Nas camadas sociais menos favorecidas, a aguardente da terra tinha preferência sobre o restilo, que foi, em tempos idos, mais usado do que hoje.
O uso da cerveja, só cinqüenta anos mais tarde começaria a vingar em Minas, já sendo comum no período republicano, a sua fabricação até em povoados de densidade mais ou menos razoável.
Apenas para realçar o gosto dos anfitriões, face à presença do ilustre representante real da França é que apareceram na mesa do Palácio dos Governadores, as quatorze garrafas de “Champanha”, as duas de Aguardente-Francesa e uma do Licor de Hazel. É o que parece significar o custoso processo usado para conseguir, de um país tão distante, bebida de pouca tradição na terra.
O vinho Lisboa custava $400 a garrafa; o Licante e o Calabre, $600 cada uma; os do Porto, Madeira e Feitoria, $640 a garrafa; o Moscatel, $560; o Malvizia, $800 e o mais caro, o “Bordox”, 1$000. Cerveja, $640 a garrafa.

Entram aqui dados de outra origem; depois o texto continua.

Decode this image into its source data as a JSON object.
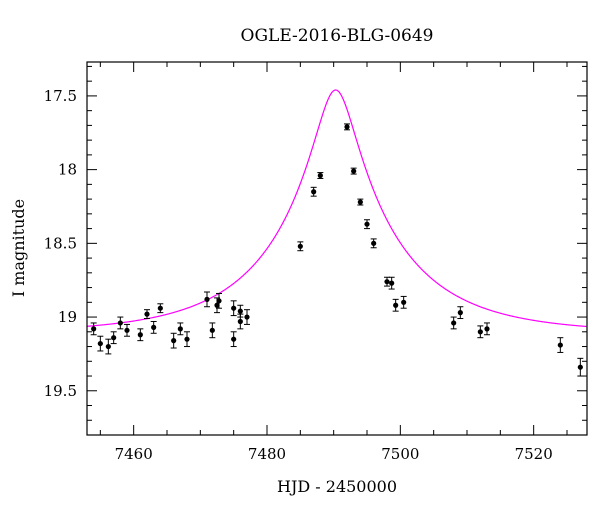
{
  "chart_data": {
    "type": "scatter",
    "title": "OGLE-2016-BLG-0649",
    "xlabel": "HJD - 2450000",
    "ylabel": "I magnitude",
    "xlim": [
      7453,
      7528
    ],
    "ylim": [
      19.8,
      17.27
    ],
    "y_inverted": true,
    "xticks": [
      7460,
      7480,
      7500,
      7520
    ],
    "xtick_labels": [
      "7460",
      "7480",
      "7500",
      "7520"
    ],
    "yticks": [
      17.5,
      18,
      18.5,
      19,
      19.5
    ],
    "ytick_labels": [
      "17.5",
      "18",
      "18.5",
      "19",
      "19.5"
    ],
    "grid": false,
    "colors": {
      "points": "#000000",
      "model": "#ff00ff",
      "frame": "#000000"
    },
    "series": [
      {
        "kind": "points",
        "points": [
          {
            "x": 7454.0,
            "y": 19.08,
            "err": 0.04
          },
          {
            "x": 7455.0,
            "y": 19.18,
            "err": 0.05
          },
          {
            "x": 7456.2,
            "y": 19.2,
            "err": 0.05
          },
          {
            "x": 7457.0,
            "y": 19.14,
            "err": 0.04
          },
          {
            "x": 7458.0,
            "y": 19.04,
            "err": 0.04
          },
          {
            "x": 7459.0,
            "y": 19.09,
            "err": 0.04
          },
          {
            "x": 7461.0,
            "y": 19.12,
            "err": 0.04
          },
          {
            "x": 7462.0,
            "y": 18.98,
            "err": 0.03
          },
          {
            "x": 7463.0,
            "y": 19.07,
            "err": 0.04
          },
          {
            "x": 7464.0,
            "y": 18.94,
            "err": 0.03
          },
          {
            "x": 7466.0,
            "y": 19.16,
            "err": 0.05
          },
          {
            "x": 7467.0,
            "y": 19.08,
            "err": 0.04
          },
          {
            "x": 7468.0,
            "y": 19.15,
            "err": 0.05
          },
          {
            "x": 7471.0,
            "y": 18.88,
            "err": 0.05
          },
          {
            "x": 7471.8,
            "y": 19.09,
            "err": 0.05
          },
          {
            "x": 7472.5,
            "y": 18.92,
            "err": 0.05
          },
          {
            "x": 7472.8,
            "y": 18.89,
            "err": 0.05
          },
          {
            "x": 7475.0,
            "y": 18.94,
            "err": 0.05
          },
          {
            "x": 7475.0,
            "y": 19.15,
            "err": 0.05
          },
          {
            "x": 7476.0,
            "y": 18.96,
            "err": 0.04
          },
          {
            "x": 7476.0,
            "y": 19.03,
            "err": 0.05
          },
          {
            "x": 7477.0,
            "y": 19.0,
            "err": 0.05
          },
          {
            "x": 7485.0,
            "y": 18.52,
            "err": 0.03
          },
          {
            "x": 7487.0,
            "y": 18.15,
            "err": 0.03
          },
          {
            "x": 7488.0,
            "y": 18.04,
            "err": 0.02
          },
          {
            "x": 7492.0,
            "y": 17.71,
            "err": 0.02
          },
          {
            "x": 7493.0,
            "y": 18.01,
            "err": 0.02
          },
          {
            "x": 7494.0,
            "y": 18.22,
            "err": 0.02
          },
          {
            "x": 7495.0,
            "y": 18.37,
            "err": 0.03
          },
          {
            "x": 7496.0,
            "y": 18.5,
            "err": 0.03
          },
          {
            "x": 7498.0,
            "y": 18.76,
            "err": 0.03
          },
          {
            "x": 7498.7,
            "y": 18.77,
            "err": 0.04
          },
          {
            "x": 7499.3,
            "y": 18.92,
            "err": 0.04
          },
          {
            "x": 7500.5,
            "y": 18.9,
            "err": 0.04
          },
          {
            "x": 7508.0,
            "y": 19.04,
            "err": 0.04
          },
          {
            "x": 7509.0,
            "y": 18.97,
            "err": 0.04
          },
          {
            "x": 7512.0,
            "y": 19.1,
            "err": 0.04
          },
          {
            "x": 7513.0,
            "y": 19.08,
            "err": 0.04
          },
          {
            "x": 7524.0,
            "y": 19.19,
            "err": 0.05
          },
          {
            "x": 7527.0,
            "y": 19.34,
            "err": 0.06
          }
        ]
      },
      {
        "kind": "line",
        "model": {
          "t0": 7490.3,
          "u0": 0.16,
          "tE": 18.0,
          "baseline": 19.11,
          "peak": 17.46
        }
      }
    ]
  }
}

As bebidas mais caras do protocolo em questão, foram mesmo a Champanha comum, de 1$400 a garrafa. A Champanha superior, de 2$400, e o Licor de Hazel, de 2$400 – o que vem realçar o esforço realizado na época, para se conseguir o toque francês para a festa do Príncipe de Joinville.”

J. Seixas Sobrinho
Breve Crônica do Palácio dos Governadores no Século XIX,
O Estado de Minas, 21-06-1968.


Fogão de Lenha – 300 anos de cozinha mineira / Maria Stella Libânio Christo. – Petrópolis: Editora Vozes Ltda, 1978 – 2ª edição.